長い旅行が終わり、ようやく自分のベッドに着いた。

早速、ベッドにダイブ!


「ミレーナ様!!先にお風呂へ行ってください!!」


サラは帰ってきても、通常運転だ。

サラはこうでなくてはな。


「今日ぐらいは多めに見ておくれよ。如何せん疲れた」


コンコン


「レーナ、着替えがすんだら私の所へ来なさい」


ああ、お説教かね。

しょうがない。もう覚悟していたことだ。

もうひと仕事頑張ってくるかね。



「レーナ、僕が言いたいこと分かってるよね?」


着替えを済ませ、兄様の執務室へとやって来た。

ソファに座り、目の前には兄様。

分かっておりますとも、説教を聞きに来たんだからね。


「はい……。今回の件、兄様及び屋敷の者達にまで迷惑をかけてしまって、大変申し訳ありませんでした。叱られる覚悟は出来ております」


「それはもういいよ」


他かい!?これだと思ったんだけどねぇ……。


「あっ、もしかして傷の事ですか?」


あと思い浮かぶのはこれしかないんだけど。


「それは勿論だけど、それじゃない」


「すみません、思い当たらいのですが……」


ダンテらの事でもない、傷の事でもない、後何かしたか?


「……三人から求婚されたらしいじゃないか」


それか!!せっかく忘れてたのに、思い出せやがって。

でも、それ説教事案か?


「まったくレーナは僕のものなんだから、軽々求婚なんかされたらダメだよ?」


いや、それは無理じゃないか?

こっちも不可抗力だ。


「いいかい、レーナは結婚なんかせずこの屋敷に僕と居ればいい。
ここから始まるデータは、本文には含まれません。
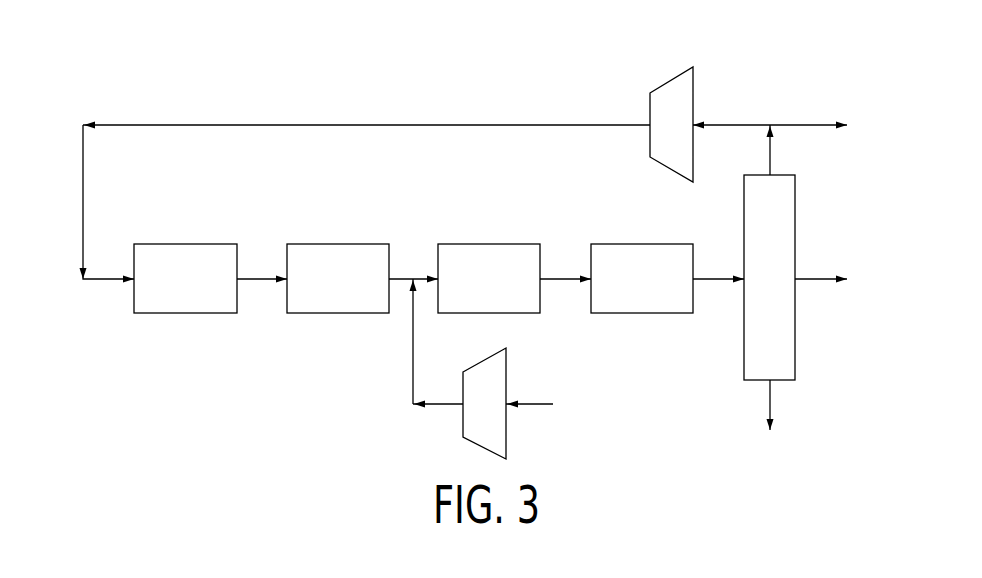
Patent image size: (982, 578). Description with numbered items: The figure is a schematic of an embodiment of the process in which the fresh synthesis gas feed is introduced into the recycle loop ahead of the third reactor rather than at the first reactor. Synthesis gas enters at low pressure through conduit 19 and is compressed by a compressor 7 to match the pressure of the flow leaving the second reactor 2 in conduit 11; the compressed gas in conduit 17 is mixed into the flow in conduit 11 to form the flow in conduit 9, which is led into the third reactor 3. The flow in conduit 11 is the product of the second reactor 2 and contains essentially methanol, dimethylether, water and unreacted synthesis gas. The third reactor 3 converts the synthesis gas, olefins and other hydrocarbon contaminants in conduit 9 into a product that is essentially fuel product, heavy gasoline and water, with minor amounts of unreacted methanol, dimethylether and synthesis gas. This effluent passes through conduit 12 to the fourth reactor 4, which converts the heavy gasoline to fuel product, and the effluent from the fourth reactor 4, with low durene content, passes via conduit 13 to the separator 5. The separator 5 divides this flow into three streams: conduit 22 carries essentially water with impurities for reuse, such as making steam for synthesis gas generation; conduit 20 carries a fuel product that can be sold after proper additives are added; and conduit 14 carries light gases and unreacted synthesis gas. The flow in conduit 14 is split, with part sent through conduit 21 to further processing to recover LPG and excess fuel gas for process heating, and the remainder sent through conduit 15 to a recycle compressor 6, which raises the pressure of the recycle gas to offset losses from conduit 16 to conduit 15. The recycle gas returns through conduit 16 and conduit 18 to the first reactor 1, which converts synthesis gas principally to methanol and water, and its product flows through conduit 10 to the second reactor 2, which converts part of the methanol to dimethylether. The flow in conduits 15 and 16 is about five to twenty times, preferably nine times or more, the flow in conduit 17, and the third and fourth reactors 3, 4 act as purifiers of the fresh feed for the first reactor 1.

The first reactor 1 is at (193, 291).
The second reactor 2 is at (345, 291).
The third reactor 3 is at (496, 291).
The fourth reactor 4 is at (649, 291).
The separator 5 is at (777, 291).
The recycle compressor 6 is at (678, 137).
The compressor 7 is at (491, 416).
The conduit 9 is at (422, 276).
The conduit 10 is at (262, 277).
The conduit 11 is at (397, 280).
The conduit 12 is at (563, 278).
The conduit 13 is at (712, 278).
The conduit 14 is at (771, 160).
The conduit 15 is at (725, 123).
The conduit 16 is at (242, 123).
The conduit 17 is at (434, 406).
The conduit 18 is at (108, 278).
The conduit 19 is at (538, 403).
The conduit 20 is at (811, 276).
The conduit 21 is at (800, 123).
The conduit 22 is at (771, 396).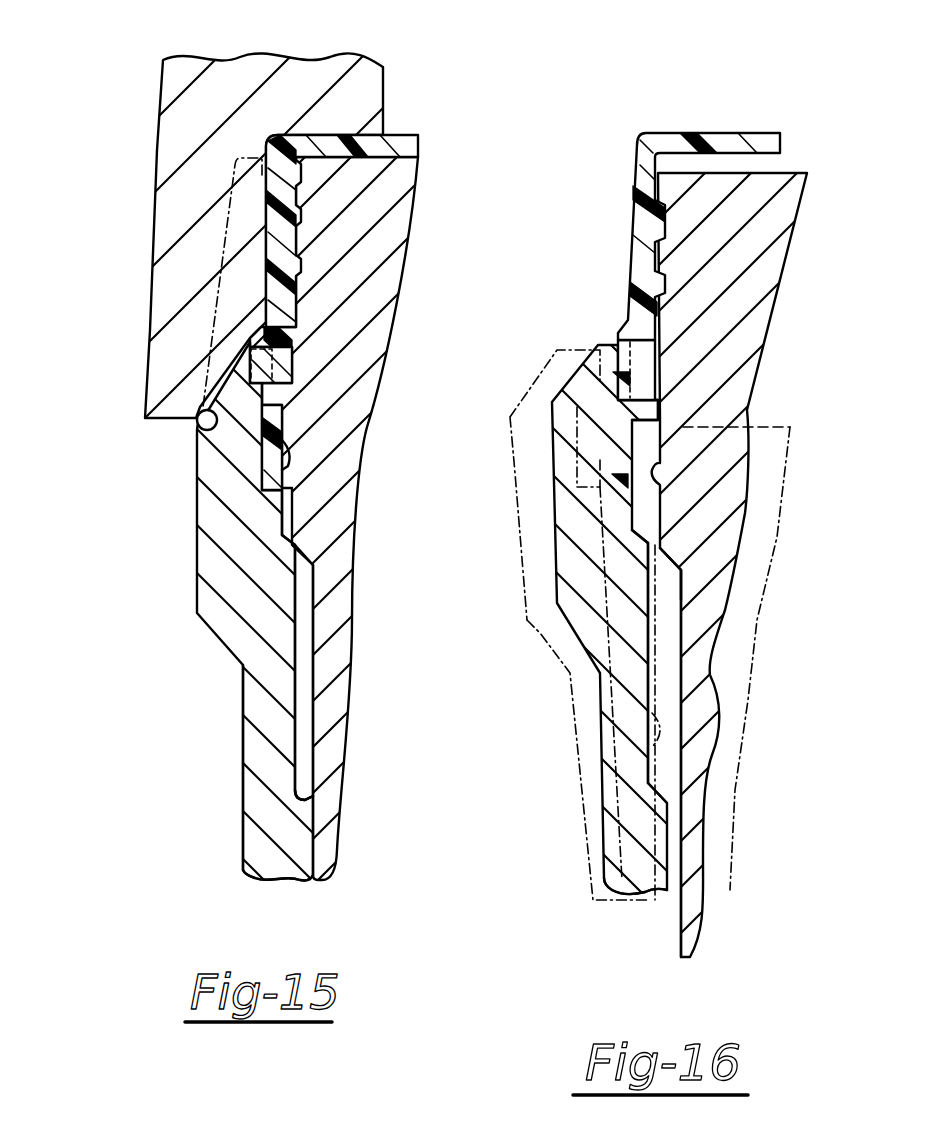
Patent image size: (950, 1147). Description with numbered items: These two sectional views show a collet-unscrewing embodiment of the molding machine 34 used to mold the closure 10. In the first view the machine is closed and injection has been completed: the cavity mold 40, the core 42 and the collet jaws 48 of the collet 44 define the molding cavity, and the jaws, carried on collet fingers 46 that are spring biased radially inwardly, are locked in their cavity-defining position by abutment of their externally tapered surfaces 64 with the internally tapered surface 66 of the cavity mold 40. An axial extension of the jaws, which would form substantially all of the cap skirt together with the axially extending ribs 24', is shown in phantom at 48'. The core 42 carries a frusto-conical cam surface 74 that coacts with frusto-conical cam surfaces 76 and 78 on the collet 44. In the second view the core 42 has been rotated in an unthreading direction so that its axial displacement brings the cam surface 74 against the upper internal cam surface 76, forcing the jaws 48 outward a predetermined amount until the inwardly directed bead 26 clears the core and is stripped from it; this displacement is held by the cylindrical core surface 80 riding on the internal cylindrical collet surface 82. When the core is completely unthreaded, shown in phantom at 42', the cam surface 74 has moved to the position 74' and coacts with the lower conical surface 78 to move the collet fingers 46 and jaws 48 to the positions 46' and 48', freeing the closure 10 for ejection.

In FIG. 15, the closure 10 is at (401, 131).
In FIG. 16, the closure 10 is at (721, 128).
In FIG. 15, the seal lip 24' is at (186, 250).
In FIG. 16, the bead 26 is at (690, 421).
In FIG. 15, the molding machine 34 is at (132, 411).
In FIG. 15, the cavity mold 40 is at (360, 82).
In FIG. 15, the core 42 is at (335, 495).
In FIG. 16, the core 42 is at (754, 536).
In FIG. 16, the core phantom position 42' is at (782, 658).
In FIG. 15, the collet 44 is at (273, 813).
In FIG. 16, the collet 44 is at (641, 827).
In FIG. 15, the collet fingers 46 is at (197, 767).
In FIG. 16, the collet fingers 46 is at (589, 628).
In FIG. 16, the collet fingers position 46' is at (579, 766).
In FIG. 15, the collet jaws 48 is at (207, 583).
In FIG. 15, the collet jaws phantom position 48' is at (162, 282).
In FIG. 16, the collet jaws phantom position 48' is at (520, 485).
In FIG. 15, the externally tapered surfaces 64 is at (227, 370).
In FIG. 15, the internally tapered surface 66 is at (198, 430).
In FIG. 15, the frusto-conical cam surface 74 is at (209, 672).
In FIG. 16, the frusto-conical cam surface 74 is at (568, 750).
In FIG. 16, the cam surface position 74' is at (584, 722).
In FIG. 15, the upper internal frusto-conical cam surface 76 is at (292, 545).
In FIG. 16, the upper internal frusto-conical cam surface 76 is at (650, 540).
In FIG. 15, the lower conical surface 78 is at (305, 797).
In FIG. 16, the lower conical surface 78 is at (650, 772).
In FIG. 15, the cylindrical core surface 80 is at (280, 518).
In FIG. 16, the cylindrical core surface 80 is at (632, 512).
In FIG. 16, the internal cylindrical collet surface 82 is at (676, 566).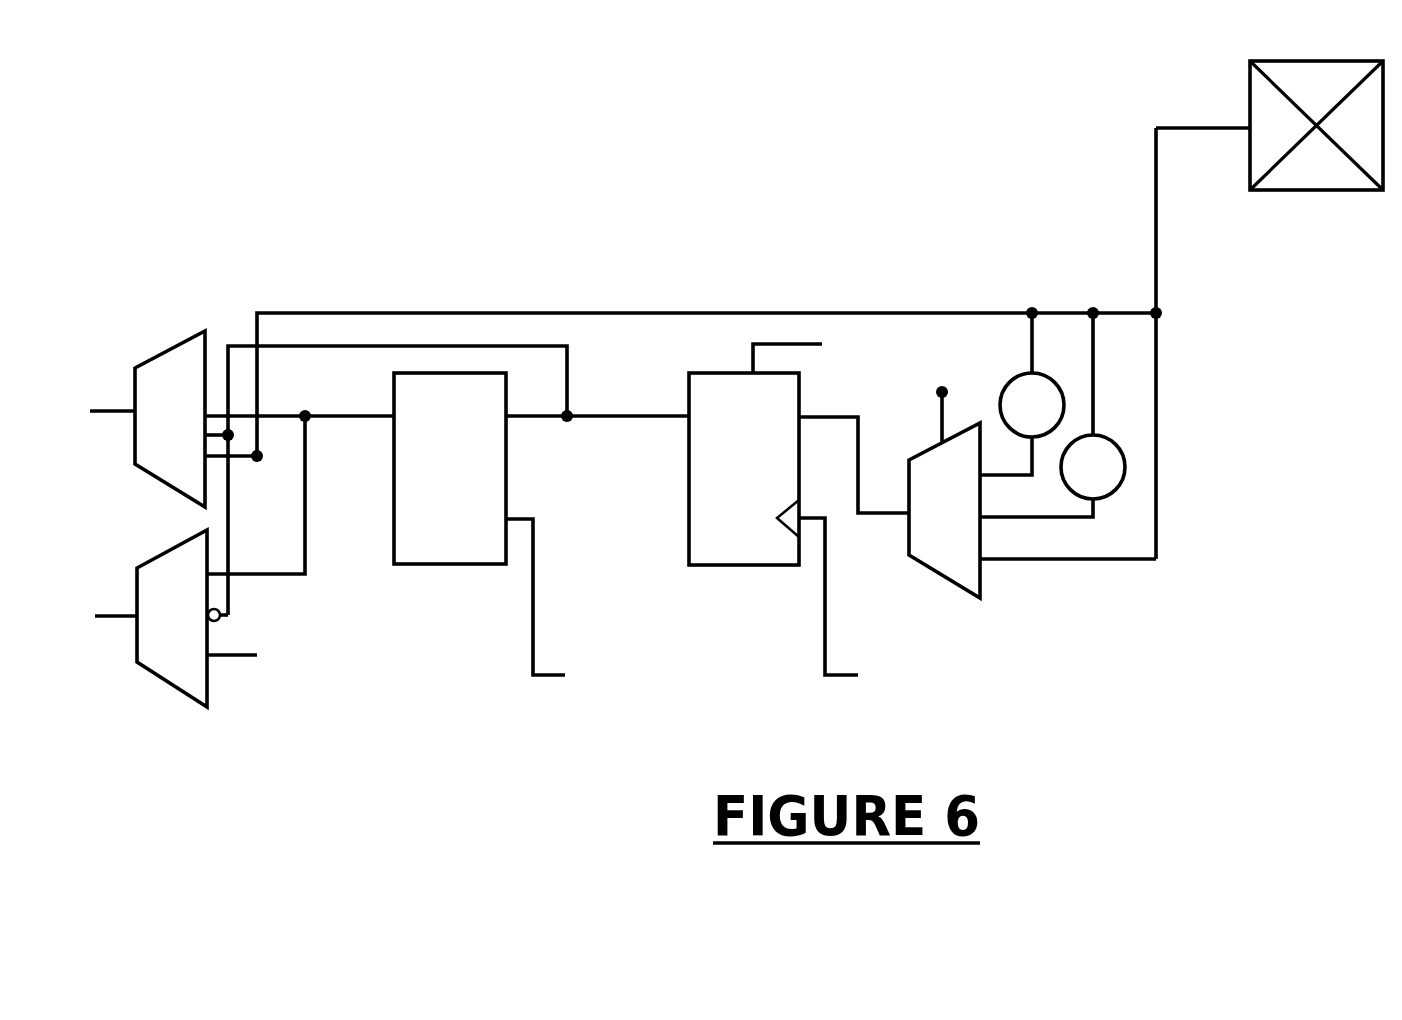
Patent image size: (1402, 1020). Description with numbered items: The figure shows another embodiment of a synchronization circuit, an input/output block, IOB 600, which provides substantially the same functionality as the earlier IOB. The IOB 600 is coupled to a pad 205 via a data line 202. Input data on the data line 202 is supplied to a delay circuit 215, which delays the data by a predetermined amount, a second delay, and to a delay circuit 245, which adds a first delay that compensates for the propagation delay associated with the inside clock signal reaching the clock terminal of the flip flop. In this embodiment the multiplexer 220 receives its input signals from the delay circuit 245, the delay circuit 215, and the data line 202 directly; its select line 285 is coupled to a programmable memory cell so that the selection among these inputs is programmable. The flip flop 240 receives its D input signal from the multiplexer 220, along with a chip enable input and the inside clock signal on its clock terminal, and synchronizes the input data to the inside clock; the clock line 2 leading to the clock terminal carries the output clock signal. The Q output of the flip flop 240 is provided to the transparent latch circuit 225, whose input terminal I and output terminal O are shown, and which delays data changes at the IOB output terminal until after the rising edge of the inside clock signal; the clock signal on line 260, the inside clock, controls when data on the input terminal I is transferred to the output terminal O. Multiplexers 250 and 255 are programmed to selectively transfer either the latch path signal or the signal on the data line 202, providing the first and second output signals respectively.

The IOB 600 is at (644, 194).
The data line 202 is at (1155, 232).
The pad 205 is at (1307, 178).
The multiplexer 250 is at (186, 330).
The multiplexer 255 is at (207, 690).
The transparent latch circuit 225 is at (477, 493).
The clock line 260 is at (533, 622).
The flip flop 240 is at (772, 493).
The output clock line OK 2 is at (825, 630).
The multiplexer 220 is at (965, 523).
The select line 285 is at (940, 412).
The delay circuit 215 is at (1018, 378).
The delay circuit 245 is at (1098, 432).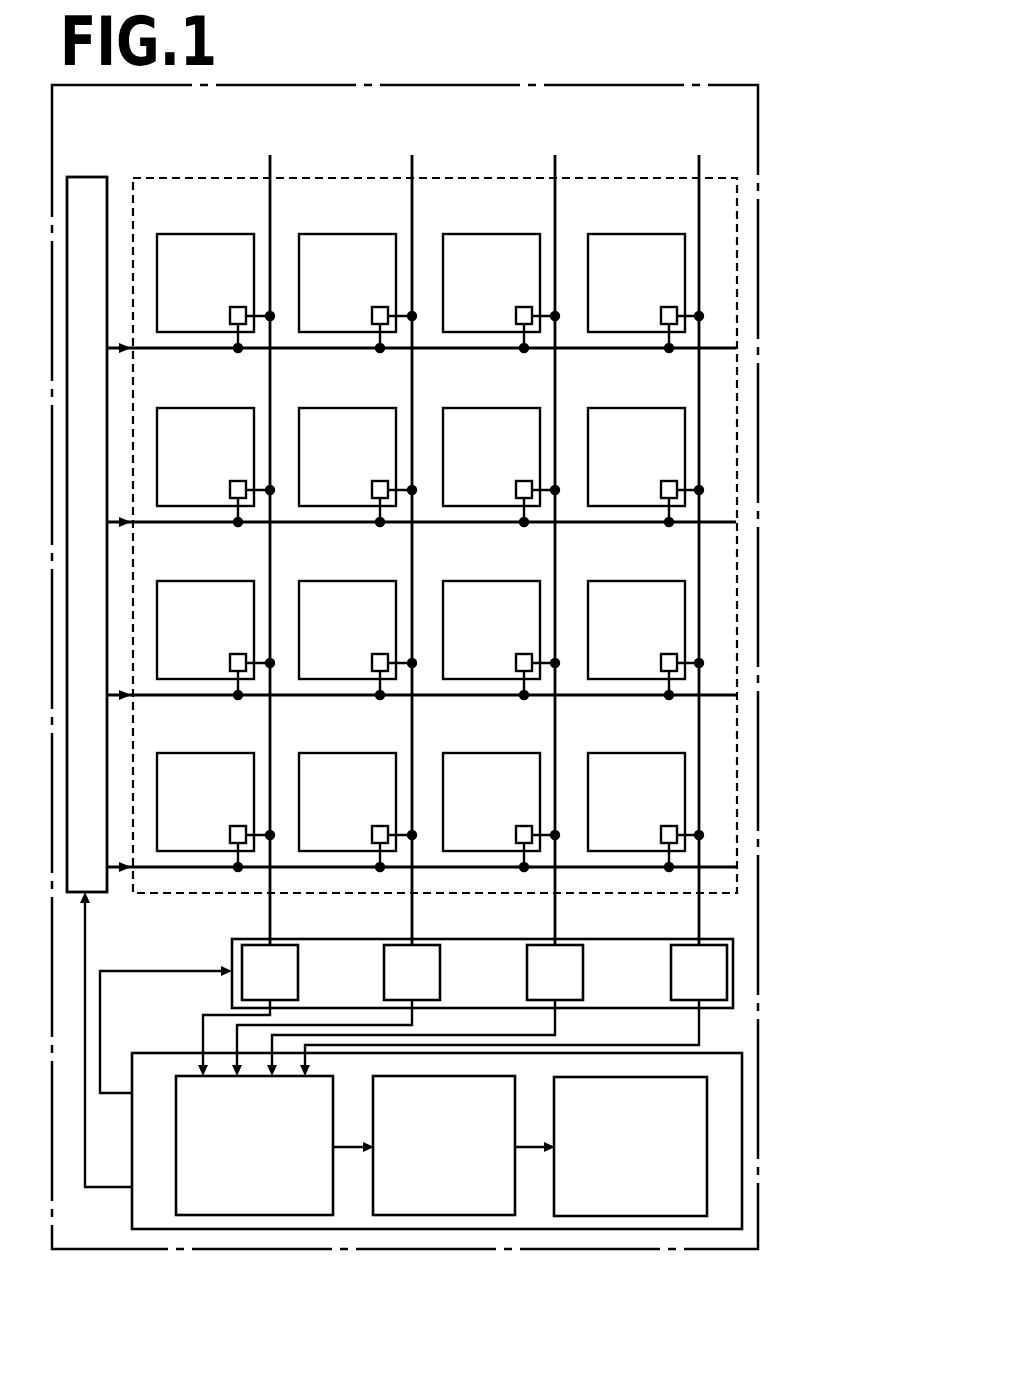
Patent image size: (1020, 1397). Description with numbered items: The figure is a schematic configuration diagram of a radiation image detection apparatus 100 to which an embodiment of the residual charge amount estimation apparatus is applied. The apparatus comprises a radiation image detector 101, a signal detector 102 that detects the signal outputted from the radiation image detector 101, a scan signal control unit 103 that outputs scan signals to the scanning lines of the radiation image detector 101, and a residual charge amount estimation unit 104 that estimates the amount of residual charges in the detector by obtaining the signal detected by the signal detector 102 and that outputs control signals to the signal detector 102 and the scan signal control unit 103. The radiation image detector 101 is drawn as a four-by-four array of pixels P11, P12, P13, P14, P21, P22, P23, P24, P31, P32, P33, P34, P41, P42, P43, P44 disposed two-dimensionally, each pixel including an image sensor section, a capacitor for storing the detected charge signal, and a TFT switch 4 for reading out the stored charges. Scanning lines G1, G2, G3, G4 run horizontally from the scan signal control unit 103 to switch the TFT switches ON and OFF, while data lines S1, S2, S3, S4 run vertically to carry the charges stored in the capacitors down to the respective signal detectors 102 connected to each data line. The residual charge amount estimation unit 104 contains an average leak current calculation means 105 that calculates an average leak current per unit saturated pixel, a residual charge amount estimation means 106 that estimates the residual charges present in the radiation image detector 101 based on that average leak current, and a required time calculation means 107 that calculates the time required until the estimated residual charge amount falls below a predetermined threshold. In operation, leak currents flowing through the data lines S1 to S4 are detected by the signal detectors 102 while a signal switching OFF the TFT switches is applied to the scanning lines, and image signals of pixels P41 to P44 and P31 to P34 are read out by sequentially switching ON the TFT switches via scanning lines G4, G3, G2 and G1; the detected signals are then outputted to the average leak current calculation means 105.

The radiation image detection apparatus 100 is at (759, 113).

僕もこの間の件で結婚はしないと決めたからね」


この間の件……。ソニアか。

ま、婚約者があんな事件を起こせばトラウマにもなるだろう。

しかし結婚はしないにしても、私はここを出る予定だからね。

今回の旅で色んな人間が見れた。

私はこの世界の色んな場所を見てみたい。

そして、私が役に立てることを探すんだ。

これはいくら兄様でも譲れない。


「いえ、兄様。私には夢が出来ました。今すぐとは言いませんが、ここを出て世界を見て回りたいのです。これは兄様だろうと覆せません」


……シーーーン……


この沈黙が怖い……。


「はあ、レーナは一度決めると曲げないからね。分かったよ。でも、結婚は別だ」


またそこ引っ張り出すのかい!?


「……しばらく婚約も結婚もするつもりはありません。だから安心してください」


「そうかい?なら、まあ良いとしよう」


──いい加減、妹離れしておくれ!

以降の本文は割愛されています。